Nice ! Iam thinking about using LSTM N to N in a GAN architecture. I will have a LSTM based generator. I will give this generetor (as used in "Latent variable" in gans) the first half of the time series and this generator will produce the second half of the time series. Then I will combine the two halfs (real and generated) to produce the "fake" input for the gan.
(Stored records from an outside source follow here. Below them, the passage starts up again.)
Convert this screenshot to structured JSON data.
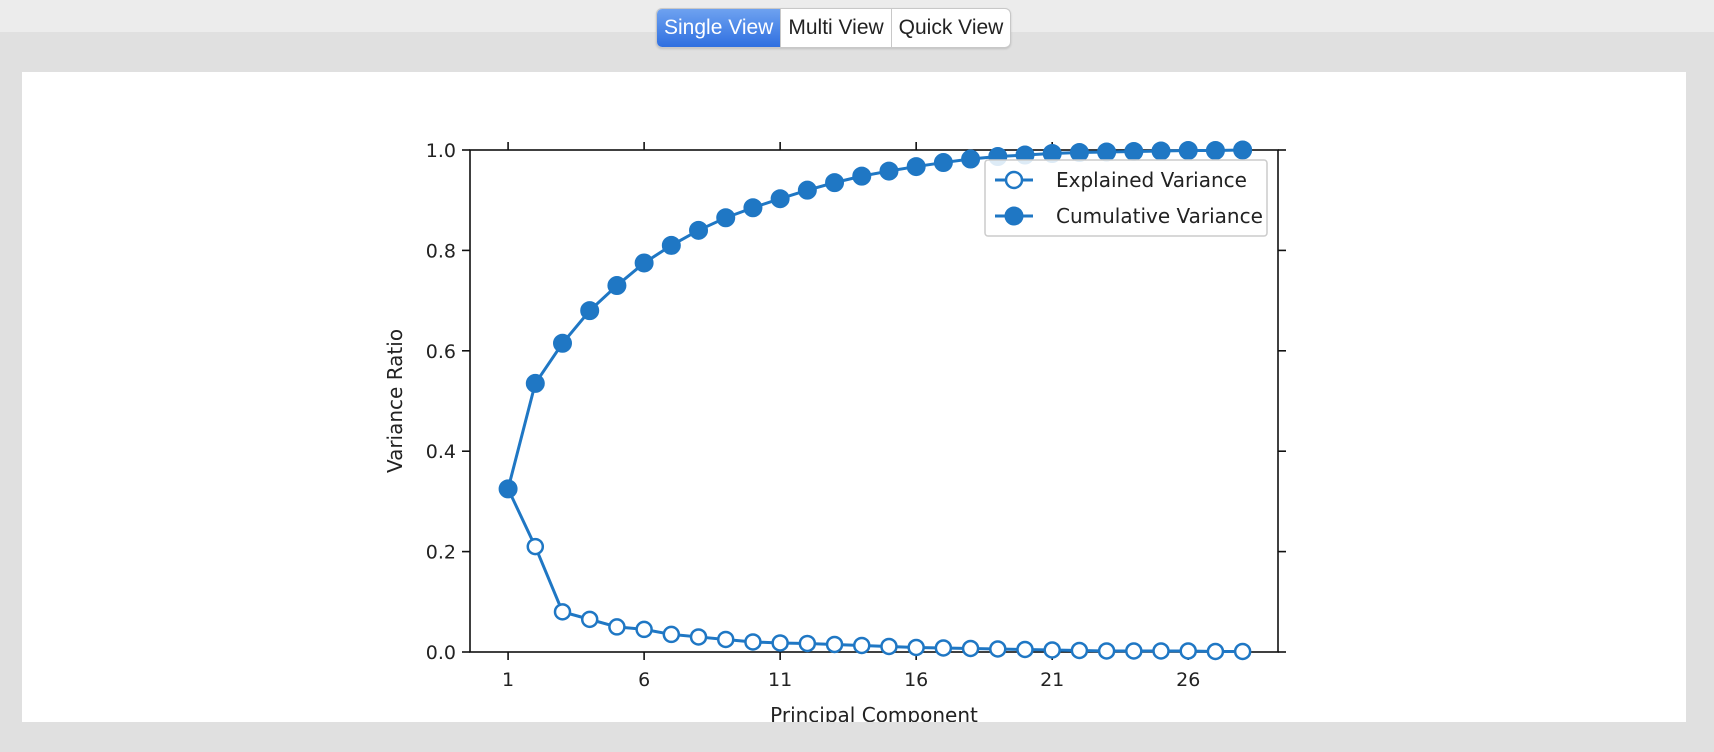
{
  "view_tabs": [
    "Single View",
    "Multi View",
    "Quick View"
  ],
  "active_tab": 0,
  "chart_data": {
    "type": "line",
    "xlabel": "Principal Component",
    "ylabel": "Variance Ratio",
    "xlim": [
      -0.4,
      29.3
    ],
    "ylim": [
      0,
      1.0
    ],
    "xticks": [
      1,
      6,
      11,
      16,
      21,
      26
    ],
    "yticks": [
      0.0,
      0.2,
      0.4,
      0.6,
      0.8,
      1.0
    ],
    "legend_position": "top-right",
    "color": "#1f77c4",
    "x": [
      1,
      2,
      3,
      4,
      5,
      6,
      7,
      8,
      9,
      10,
      11,
      12,
      13,
      14,
      15,
      16,
      17,
      18,
      19,
      20,
      21,
      22,
      23,
      24,
      25,
      26,
      27,
      28
    ],
    "series": [
      {
        "name": "Explained Variance",
        "marker": "open-circle",
        "values": [
          0.325,
          0.21,
          0.08,
          0.065,
          0.05,
          0.045,
          0.035,
          0.03,
          0.025,
          0.02,
          0.018,
          0.017,
          0.015,
          0.013,
          0.011,
          0.009,
          0.008,
          0.007,
          0.006,
          0.005,
          0.004,
          0.003,
          0.002,
          0.002,
          0.002,
          0.002,
          0.001,
          0.001
        ]
      },
      {
        "name": "Cumulative Variance",
        "marker": "filled-circle",
        "values": [
          0.325,
          0.535,
          0.615,
          0.68,
          0.73,
          0.775,
          0.81,
          0.84,
          0.865,
          0.885,
          0.903,
          0.92,
          0.935,
          0.948,
          0.958,
          0.967,
          0.975,
          0.982,
          0.987,
          0.99,
          0.993,
          0.995,
          0.996,
          0.997,
          0.998,
          0.999,
          0.999,
          1.0
        ]
      }
    ]
  }
}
Do you think using the poin 4 of you soluction will work ? or, in another words, is this (solution 4) the right way to do this ?
g
gustavz

Great Answer by @Marcin Możejko

I would add the following to NR.5 (many to many with different in/out length):

A) as Vanilla LSTM

model = Sequential()
model.add(LSTM(N_BLOCKS, input_shape=(N_INPUTS, N_FEATURES)))
model.add(Dense(N_OUTPUTS))

B) as Encoder-Decoder LSTM

model.add(LSTM(N_BLOCKS, input_shape=(N_INPUTS, N_FEATURES))  
model.add(RepeatVector(N_OUTPUTS))
model.add(LSTM(N_BLOCKS, return_sequences=True))  
model.add(TimeDistributed(Dense(1)))
model.add(Activation('linear')) 

Could you please explain the details of the B) Encoder-Decoder LSTM architecture? I'm having issues understanding the roles of "RepeatVector" / "TimeDistributed" steps.
Could you please help in how to correctly feed the multidimensional data for many to many or encoder-decoder model? I'm mostly struggling with shape. Let's say we have a total data set stored in an array with a shape (45000, 100, 6) = (Nsample, Ntimesteps, Nfeatures) i.e. we have a 45000 samples with 100 time steps and 6 features.